26
Пятница, 12 декабря
Детство Логан прошло на небольшой ферме около Райпа, в Восточном Суссексе. Ее родители были арендаторами в третьем поколении, но по мере введения правил и норм ЕЭС их доходы постепенно падали. Приходилось экономить, а единственным резервом экономии были работники. С двумя рассчитались раньше, а через несколько месяцев пришел черед пастуха, работавшего на ферме тридцать лет. С одиннадцати лет Логан, чередуясь с родителями, вставала в пять утра – доить коров. И так каждый день, семь дней в неделю, круглый год. Коровы не признавали таких вещей, как, например, Рождество. Они просто хотели, чтобы их подоили.
Ее отец, убежденный сторонник «зеленых», не верил в современные удобства. Круглый год дом обогревался стоявшей в кухне и работавшей на угле отопительной печью «Эссе»; другая печь, топившаяся дровами, стояла в холле, но в летние месяцы ею не пользовались. Даже спустя годы, уже живя в Брайтоне, в квартире с центральным отоплением, она просыпалась иногда по ночам от запаха горящего угля.
Логан чувствовала его и сейчас. Резкий, едкий. Или у нее галлюцинации?
Она открыла глаза и поняла, что нет, не галлюцинации – запах ощущался явственно. Горящий уголь. В носу защипало. Вверху, над ней, возникло мутное, рассеянное красное мерцание. И дальше, за ним, точки зеленого света.
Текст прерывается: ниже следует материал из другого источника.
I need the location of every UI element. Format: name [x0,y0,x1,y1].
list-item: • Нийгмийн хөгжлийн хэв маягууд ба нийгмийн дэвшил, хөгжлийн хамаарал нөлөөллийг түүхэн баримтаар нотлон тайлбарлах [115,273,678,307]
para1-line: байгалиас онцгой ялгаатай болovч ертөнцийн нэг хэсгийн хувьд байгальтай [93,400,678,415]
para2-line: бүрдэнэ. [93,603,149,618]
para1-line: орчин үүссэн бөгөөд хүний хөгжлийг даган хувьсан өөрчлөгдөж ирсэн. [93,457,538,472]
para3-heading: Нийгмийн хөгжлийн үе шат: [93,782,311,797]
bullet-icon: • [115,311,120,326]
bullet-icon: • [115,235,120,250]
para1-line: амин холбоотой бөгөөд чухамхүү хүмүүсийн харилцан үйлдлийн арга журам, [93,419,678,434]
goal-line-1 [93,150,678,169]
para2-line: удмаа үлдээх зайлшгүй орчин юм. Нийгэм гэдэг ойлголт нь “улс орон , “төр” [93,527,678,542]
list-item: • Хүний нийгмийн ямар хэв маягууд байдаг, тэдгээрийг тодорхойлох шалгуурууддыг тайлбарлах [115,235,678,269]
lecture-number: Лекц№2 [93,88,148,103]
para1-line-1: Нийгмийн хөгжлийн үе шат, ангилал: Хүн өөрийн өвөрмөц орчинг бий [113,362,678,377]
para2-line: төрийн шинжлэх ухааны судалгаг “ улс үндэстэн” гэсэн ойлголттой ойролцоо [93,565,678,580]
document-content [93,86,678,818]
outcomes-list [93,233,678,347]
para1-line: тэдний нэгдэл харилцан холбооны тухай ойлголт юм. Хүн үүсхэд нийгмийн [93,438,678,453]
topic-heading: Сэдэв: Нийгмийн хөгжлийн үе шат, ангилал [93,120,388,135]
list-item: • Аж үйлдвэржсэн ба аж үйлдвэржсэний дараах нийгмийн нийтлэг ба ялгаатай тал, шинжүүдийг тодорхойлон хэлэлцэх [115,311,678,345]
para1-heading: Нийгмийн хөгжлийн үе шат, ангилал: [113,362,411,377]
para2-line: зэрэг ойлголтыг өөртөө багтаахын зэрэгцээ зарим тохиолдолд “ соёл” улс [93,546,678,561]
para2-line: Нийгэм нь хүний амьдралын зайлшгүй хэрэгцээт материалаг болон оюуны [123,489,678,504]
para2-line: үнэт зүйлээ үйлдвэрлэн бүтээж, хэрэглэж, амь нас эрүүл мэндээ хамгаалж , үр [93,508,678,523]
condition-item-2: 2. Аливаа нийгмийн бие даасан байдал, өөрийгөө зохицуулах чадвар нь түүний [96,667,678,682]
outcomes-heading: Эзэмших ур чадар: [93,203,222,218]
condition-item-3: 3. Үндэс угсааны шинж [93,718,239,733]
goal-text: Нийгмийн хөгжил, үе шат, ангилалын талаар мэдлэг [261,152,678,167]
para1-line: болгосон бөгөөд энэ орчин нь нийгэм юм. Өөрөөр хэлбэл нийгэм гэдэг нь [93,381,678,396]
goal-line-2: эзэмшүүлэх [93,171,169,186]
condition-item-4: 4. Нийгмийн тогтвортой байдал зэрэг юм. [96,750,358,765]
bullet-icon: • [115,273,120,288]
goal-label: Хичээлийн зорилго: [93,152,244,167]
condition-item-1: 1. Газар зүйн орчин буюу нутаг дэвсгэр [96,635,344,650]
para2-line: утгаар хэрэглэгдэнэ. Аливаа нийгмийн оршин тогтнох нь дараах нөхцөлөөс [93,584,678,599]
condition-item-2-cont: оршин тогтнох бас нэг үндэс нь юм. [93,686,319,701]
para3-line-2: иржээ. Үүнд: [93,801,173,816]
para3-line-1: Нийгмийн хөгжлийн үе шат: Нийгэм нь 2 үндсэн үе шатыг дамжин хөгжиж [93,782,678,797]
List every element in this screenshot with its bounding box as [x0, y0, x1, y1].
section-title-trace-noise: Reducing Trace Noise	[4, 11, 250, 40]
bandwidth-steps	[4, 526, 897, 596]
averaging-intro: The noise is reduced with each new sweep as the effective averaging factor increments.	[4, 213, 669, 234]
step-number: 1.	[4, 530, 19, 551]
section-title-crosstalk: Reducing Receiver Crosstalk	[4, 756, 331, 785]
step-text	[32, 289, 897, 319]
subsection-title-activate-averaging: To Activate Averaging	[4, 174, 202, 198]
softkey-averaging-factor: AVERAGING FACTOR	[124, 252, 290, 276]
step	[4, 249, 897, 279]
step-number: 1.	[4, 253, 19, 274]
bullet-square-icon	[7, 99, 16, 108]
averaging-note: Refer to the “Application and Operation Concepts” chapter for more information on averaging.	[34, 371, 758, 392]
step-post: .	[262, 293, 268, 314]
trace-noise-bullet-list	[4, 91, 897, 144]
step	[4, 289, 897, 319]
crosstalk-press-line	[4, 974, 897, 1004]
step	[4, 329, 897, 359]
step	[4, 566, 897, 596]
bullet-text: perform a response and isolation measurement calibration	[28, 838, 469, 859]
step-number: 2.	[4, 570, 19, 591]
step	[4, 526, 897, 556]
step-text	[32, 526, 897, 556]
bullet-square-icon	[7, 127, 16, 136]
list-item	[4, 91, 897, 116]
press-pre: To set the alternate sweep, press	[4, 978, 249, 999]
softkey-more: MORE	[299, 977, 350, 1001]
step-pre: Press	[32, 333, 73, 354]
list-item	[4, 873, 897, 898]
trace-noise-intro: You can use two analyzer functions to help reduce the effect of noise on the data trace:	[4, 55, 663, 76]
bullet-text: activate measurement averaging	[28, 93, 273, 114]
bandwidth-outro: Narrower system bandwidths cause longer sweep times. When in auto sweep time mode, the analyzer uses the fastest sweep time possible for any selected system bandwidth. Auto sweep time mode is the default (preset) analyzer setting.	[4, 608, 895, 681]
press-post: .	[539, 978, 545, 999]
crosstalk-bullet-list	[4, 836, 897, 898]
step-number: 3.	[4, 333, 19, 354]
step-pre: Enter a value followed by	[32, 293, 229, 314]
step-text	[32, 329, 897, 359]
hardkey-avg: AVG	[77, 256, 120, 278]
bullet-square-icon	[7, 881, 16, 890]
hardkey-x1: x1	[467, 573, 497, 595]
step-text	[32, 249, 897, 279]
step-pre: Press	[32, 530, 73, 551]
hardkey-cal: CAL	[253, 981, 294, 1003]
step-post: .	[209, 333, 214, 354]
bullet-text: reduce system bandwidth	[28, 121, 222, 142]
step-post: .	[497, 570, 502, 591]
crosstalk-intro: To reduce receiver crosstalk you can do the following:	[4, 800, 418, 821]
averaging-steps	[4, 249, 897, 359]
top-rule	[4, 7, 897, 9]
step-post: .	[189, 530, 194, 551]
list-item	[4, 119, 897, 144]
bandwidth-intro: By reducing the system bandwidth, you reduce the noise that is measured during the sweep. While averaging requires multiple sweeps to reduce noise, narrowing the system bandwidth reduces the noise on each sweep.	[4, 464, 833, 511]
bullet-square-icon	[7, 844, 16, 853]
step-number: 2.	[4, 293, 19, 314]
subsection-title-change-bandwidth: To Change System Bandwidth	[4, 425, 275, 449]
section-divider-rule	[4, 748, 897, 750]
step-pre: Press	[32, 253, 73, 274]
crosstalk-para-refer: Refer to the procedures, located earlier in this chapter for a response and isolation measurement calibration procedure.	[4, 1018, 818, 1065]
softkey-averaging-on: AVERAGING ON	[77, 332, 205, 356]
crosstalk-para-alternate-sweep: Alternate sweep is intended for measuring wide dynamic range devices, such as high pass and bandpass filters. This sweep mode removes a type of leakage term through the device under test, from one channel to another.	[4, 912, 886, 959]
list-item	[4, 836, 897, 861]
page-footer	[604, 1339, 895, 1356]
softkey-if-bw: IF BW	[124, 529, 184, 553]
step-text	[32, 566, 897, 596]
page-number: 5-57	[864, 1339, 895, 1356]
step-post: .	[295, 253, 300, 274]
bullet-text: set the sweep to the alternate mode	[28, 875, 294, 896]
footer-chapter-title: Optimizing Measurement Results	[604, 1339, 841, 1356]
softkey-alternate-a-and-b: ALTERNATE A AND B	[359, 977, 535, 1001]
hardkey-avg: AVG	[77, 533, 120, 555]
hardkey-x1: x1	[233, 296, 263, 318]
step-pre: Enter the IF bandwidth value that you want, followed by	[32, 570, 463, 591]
Снова уже знакомый скользящий звук. Коснувшийся лица воздух отдавал затхлостью. Красное свечение приблизилось и сделалось резче.
Кто-то стоял над ней. И этот кто-то держал в руках что-то, ярко мерцающее красным.
– Кто ты? – дрожащим от страха голосом спросила Логан. – Кто ты?
Рука в перчатке сжала вдруг горло, принуждая ее опуститься на жесткий пол. Красное мерцание опустилось, и в следующее мгновение правое бедро вдруг обожгло что-то раскаленное. Логан взвыла от убийственной боли, зажмурилась и завертелась, пытаясь отстраниться, отодвинуться, но незнакомец держал ее крепко. А потом она услышала шипение горящей плоти.
Ее плоти.
– Не-е-е-е-е-е-е-е-е-ет!
Словно осиный рой впился в бедро. Она снова закричала.
– Ш-ш-ш, – произнес глухой голос. – Ш-ш-ш-ш! Все хорошо, беби!
Она завертелась, насколько позволяло пространство, от боли. Жгучей, острой, страшной боли. Попыталась укусить руку в перчатке. Боль не утихала – наоборот. Такое невозможно терпеть.
– А-а-а-а-а-а-а-а-а-а! У-у-у-у-у-у-у-у-у!
Что-то холодное, успокаивающее на секунду коснулось бедра. Но уже в следующее мгновение боль вернулась с прежней силой.
Логан снова увидела над собой красное мерцание. Рука в перчатке больше не сдавливала горло. Она хватала ртом воздух. Боль… невыносимая боль…
Ее вырвало.
Немного погодя рот ей вытерли тряпкой, влажной и воняющей каким-то дезинфицирующим средством. Боль, словно разъедающая кислота, проникала все глубже, к самой кости.
И опять глухой голос:
– Все будет хорошо. Боль уйдет. Тебе не сделали ничего плохого. Все будет хорошо.
– Что ты сделал, тварь? Ты от этого кайф получаешь?
Скользящий звук над головой. Тишина. Обливаясь слезами, Логан дрожала от ужаса.